River the Cat. I’m pretty sure my youngest feline thinks he was born from my uterus. We took him in from a family member who took him from a poor living condition – a one bedroom apartment with several other cats and a handful of dogs. The first time I saw him, I told my Aunt, ‘He looks like he’s going to die, you shouldn’t have taken him home’. And it was true. The baby was a kitten, but because his health was so poor, he was emaciated and missing most of his teeth that had fallen out due to poor nutrition. He had mites so bad he couldn’t hear well through the black gunk in his ears and he had barely enough energy to breath through his horrible upper respiratory illness that he couldn’t play. Determined to not give up on him, I relieved him from my Aunt’s custody and took him home, but told my oldest child not to name him. I didn’t think he would make it through the weekend.
That was two years ago. The Vet shook his head at me the first time he examined the cat, wondering why I wouldn’t just put him down and out of his misery – but I refused. There was no way to tell exactly how old he was, and the Vet was mostly sure he was a female. So we took him home, bathed him, and set him up in his own little safe house inside the old dog training crate, complete with a cat condo bed, little box and water/food bowl.
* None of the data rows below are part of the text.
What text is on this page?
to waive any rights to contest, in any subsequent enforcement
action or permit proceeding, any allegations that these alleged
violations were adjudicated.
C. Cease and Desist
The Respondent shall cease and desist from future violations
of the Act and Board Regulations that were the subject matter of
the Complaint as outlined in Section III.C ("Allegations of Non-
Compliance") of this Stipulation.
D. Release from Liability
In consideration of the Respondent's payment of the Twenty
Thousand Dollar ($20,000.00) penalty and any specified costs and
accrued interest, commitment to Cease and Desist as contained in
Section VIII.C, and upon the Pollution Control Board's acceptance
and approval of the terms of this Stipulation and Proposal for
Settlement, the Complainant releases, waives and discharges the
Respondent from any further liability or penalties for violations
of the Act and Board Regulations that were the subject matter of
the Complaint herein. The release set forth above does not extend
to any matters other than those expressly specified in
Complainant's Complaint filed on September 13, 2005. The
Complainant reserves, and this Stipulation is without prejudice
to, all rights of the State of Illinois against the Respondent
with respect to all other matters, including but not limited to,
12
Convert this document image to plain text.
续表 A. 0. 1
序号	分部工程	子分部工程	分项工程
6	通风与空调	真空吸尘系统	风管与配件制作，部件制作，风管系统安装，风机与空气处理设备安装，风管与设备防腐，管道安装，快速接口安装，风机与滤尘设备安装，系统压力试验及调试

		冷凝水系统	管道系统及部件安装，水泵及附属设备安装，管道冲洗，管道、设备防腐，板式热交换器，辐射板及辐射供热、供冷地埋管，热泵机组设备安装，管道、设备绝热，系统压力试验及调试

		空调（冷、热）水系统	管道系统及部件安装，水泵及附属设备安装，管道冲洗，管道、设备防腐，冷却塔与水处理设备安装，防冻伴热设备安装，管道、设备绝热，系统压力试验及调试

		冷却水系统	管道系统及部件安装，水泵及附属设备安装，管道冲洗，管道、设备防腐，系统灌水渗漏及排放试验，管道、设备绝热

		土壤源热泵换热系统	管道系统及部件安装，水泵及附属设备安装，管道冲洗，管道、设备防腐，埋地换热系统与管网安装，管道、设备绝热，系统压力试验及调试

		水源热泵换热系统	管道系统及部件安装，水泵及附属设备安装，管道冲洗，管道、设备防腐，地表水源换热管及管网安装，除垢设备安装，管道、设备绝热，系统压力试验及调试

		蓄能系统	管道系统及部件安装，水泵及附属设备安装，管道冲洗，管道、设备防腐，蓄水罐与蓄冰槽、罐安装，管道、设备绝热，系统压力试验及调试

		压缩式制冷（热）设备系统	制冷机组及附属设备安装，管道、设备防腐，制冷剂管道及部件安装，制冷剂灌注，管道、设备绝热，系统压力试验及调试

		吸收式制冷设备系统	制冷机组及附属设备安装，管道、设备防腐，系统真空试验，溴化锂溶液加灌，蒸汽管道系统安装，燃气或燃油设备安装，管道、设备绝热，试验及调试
During the day, we let the cat out to roam around our bedroom and at night he was put inside the crate to keep his ear flapping mess and snotty nose from ending up all over the room. We did this for one month. Slowly, as his cold improved, and his ear mites were taken care of…he started to play. First with a string here, a crunchy toy there and then our feet or hands under the blanket. Not long after this (we had already named him River, after one of our favorite Firefly characters) it was discovered that River was in fact…a boy. Several weeks of sniffing under the door and we finally felt confident our older g’pa cat, P.J. and our mixed breed, 2 year old dog Zoey wouldn’t attack him. He is now best friends with both of them, tho the older cat will NEVER get friendly with the dog.
Last year, River got sick. It was Christmas day and I noticed he slept through all the crazy present opening and running around children and when we popped open the canned food – he barely lifted his head up off his favorite sleeping chair, which is MY favorite lounging chair, of course. The next day his condition worsened. He had diarrhea, and little interest in food or water. Two days after Christmas he stopped moving and we rushed him to the Vet. I cried the entire way there, knowing something was horribly wrong with him, and not knowing what it was. He was warm – really warm and non-responsive the entire twenty-minute drive. The nurses rushed to his aid when we arrived, lifted his limp and fevered body from my arms and took him away from me. His temperature was well over 102* but that night it spiked to 105*. His severe dehydration was shutting down his kidneys. After spending the night in the ER, with tests done and x-rays taken, the Doctors were unable to tell me exactly what happened. It would have cost thousands of dollars more to find out exactly what went wrong. He didn’t have an obstruction, as he started using the toilet before the Vet’s sent him back with us. It was a mystery. But one thing was clear – he very nearly died.
For one month we administered IV fluids to him at home. Two weeks might have been enough, but I was afraid of him becoming dehydrated again and his fever returning. When he started fighting off his doses of IV fluids and bit me during one of the last treatments, I knew River was a fighter – he wasn’t ready to leave us. Those few weeks spent in our room, in isolation, for the second time in our home, truly bonded River to me. He has always been a Momma’s Boy, but now that’s amplified. I believe he thinks he’s my human child. He greets me with kisses on my face, and still attempts to climb under the covers and snuggle with me – which is where I had him sleep this past New Year. If he was going to pass in the middle of the night, I didn’t want him to be alone.
River is a cat. He is not a human child. But he is still my baby. He is more of a mellow kitty now, but he has recovered. He somehow survived a rough start to life and a scary illness that should have claimed him – and yet he is still here…scratching up my furniture, playing nicely with my children, pawing at my arms when I’m typing on my computer, cleaning his feline brother and canine sister’s hair, coming when called by name, and kissing my nose as needed. He likes to lay next to the laptop as I write, perhaps listening to the keys clink, feeling the warm air from the machine, perhaps wondering what is so important that my hands spend all that time in one place, when they could be rubbing his ears or scratching the top of his head, or balancing him on one shoulder. Either way, he knows he is loved here, and I know he is grateful. Sometimes I catch River staring at me. Not in a ‘feed-me-now-human-or-I-will-revolt-and-piss-on-your-bed’ type of way. In a way that makes me wish I could read his thoughts. He’s one of my best friends and when he stares at me with his peaceful, green eyes, I like to think he’s saying the say thing to me.